Und damit der Mensch damit zurechtkommt, mit dieser Ahnung, etwas zu tun, was manche als falsch empfinden, hilft ihm das Gehirn. Dr. Heidbrink ist Psychologe und Lehrbeauftragter an der FernUni Hagen, dort hat er zur Moralpsychologie geforscht. Das ist ein Feld das, anders als die Philosophie, versucht herauszufinden, wie Menschen in moralischen Situationen denken und handeln, ohne eindeutig sagen zu wollen, was richtig und was falsch ist.
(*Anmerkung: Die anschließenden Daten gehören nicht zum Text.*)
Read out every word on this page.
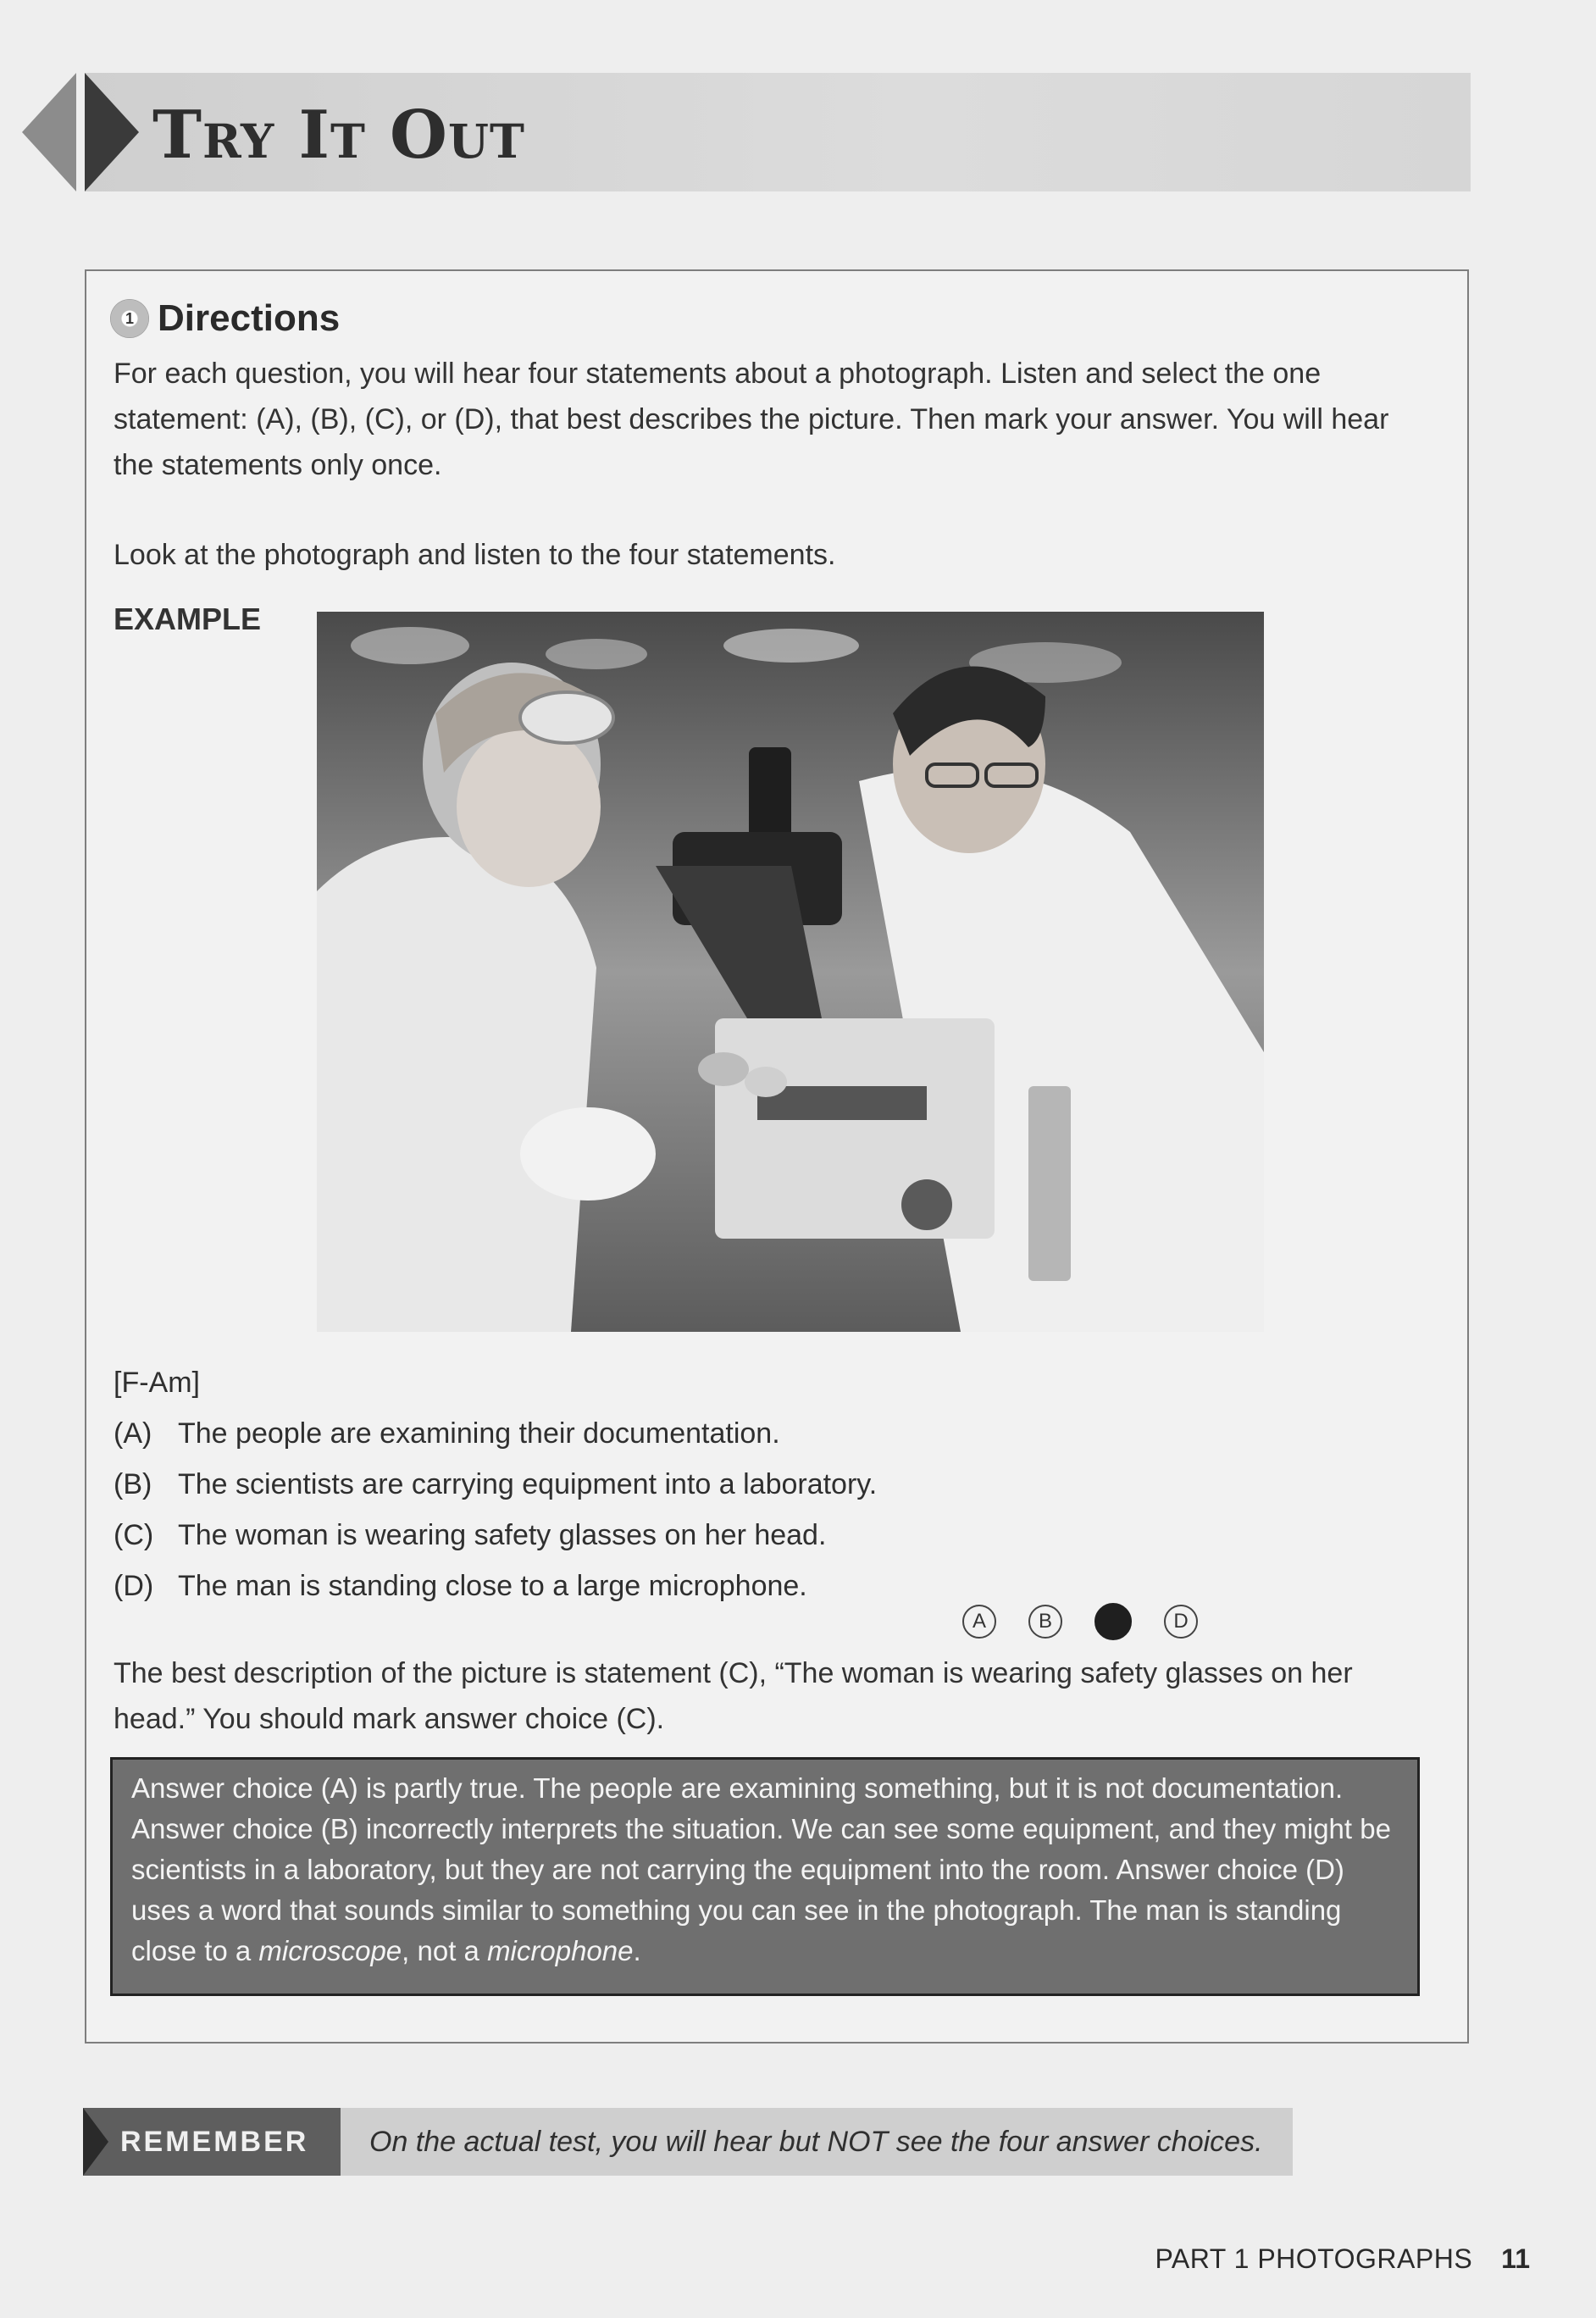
Try It Out
1 Directions
For each question, you will hear four statements about a photograph. Listen and select the one statement: (A), (B), (C), or (D), that best describes the picture. Then mark your answer. You will hear the statements only once.
Look at the photograph and listen to the four statements.
EXAMPLE
[F-Am]
(A) The people are examining their documentation.
(B) The scientists are carrying equipment into a laboratory.
(C) The woman is wearing safety glasses on her head.
(D) The man is standing close to a large microphone.
A	B	D
The best description of the picture is statement (C), “The woman is wearing safety glasses on her head.” You should mark answer choice (C).
Answer choice (A) is partly true. The people are examining something, but it is not documentation. Answer choice (B) incorrectly interprets the situation. We can see some equipment, and they might be scientists in a laboratory, but they are not carrying the equipment into the room. Answer choice (D) uses a word that sounds similar to something you can see in the photograph. The man is standing close to a microscope, not a microphone.
REMEMBER	On the actual test, you will hear but NOT see the four answer choices.
PART 1 PHOTOGRAPHS 11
Den psychologischen Mechanismus, wenn wir Fleisch essen, beschreibt Dr. Heidbrink so: In unserem Kopf verwandelt sich das Stück Tier auf dem Teller in ein Stück Fleisch, etwas, das nicht mehr einem Lebewesen ähnelt. Ist ein Veganer anwesend, gerät dieser Gehirntrick in Bedrängnis und das Verdrängen funktioniert nicht mehr. Wenn das passiert, reagieren die Menschen unterschiedlich, viele reagieren mit Wut, Abwertung, Spott oder Hass. Und zwar nicht auf sich selbst, sondern auf denjenigen, den sie als Schuldigen ausmachen. Sie gehen in den mentalen Schützengraben und fangen an, sich zu rechtfertigen. Es sei völlig normal, Tiere zu essen, schließlich habe man das immer schon so gemacht, es sei gesund und nahrhaft, natürlich ist es auch köstlich—manches Mal hört man sogar, dass es „männlich" sei. Diese Argumente dienen aber—psychologisch gesehen— vor allem auch dazu, sein positives Selbstbild zu schützen, sagt Dr. Heidbrink. Die Diskussion dreht sich also nicht um Inhalte. Es geht darum, dass wir eine Diskrepanz zwischen unserem Selbstbild und unserem gutem Gewissen wahrnehmen. Dieser Angriff auf ist nicht so leicht auszuhalten. Jeder Mensch ist darauf bedacht, sich selbst positiv wahrzunehmen. Das ist völlig normal.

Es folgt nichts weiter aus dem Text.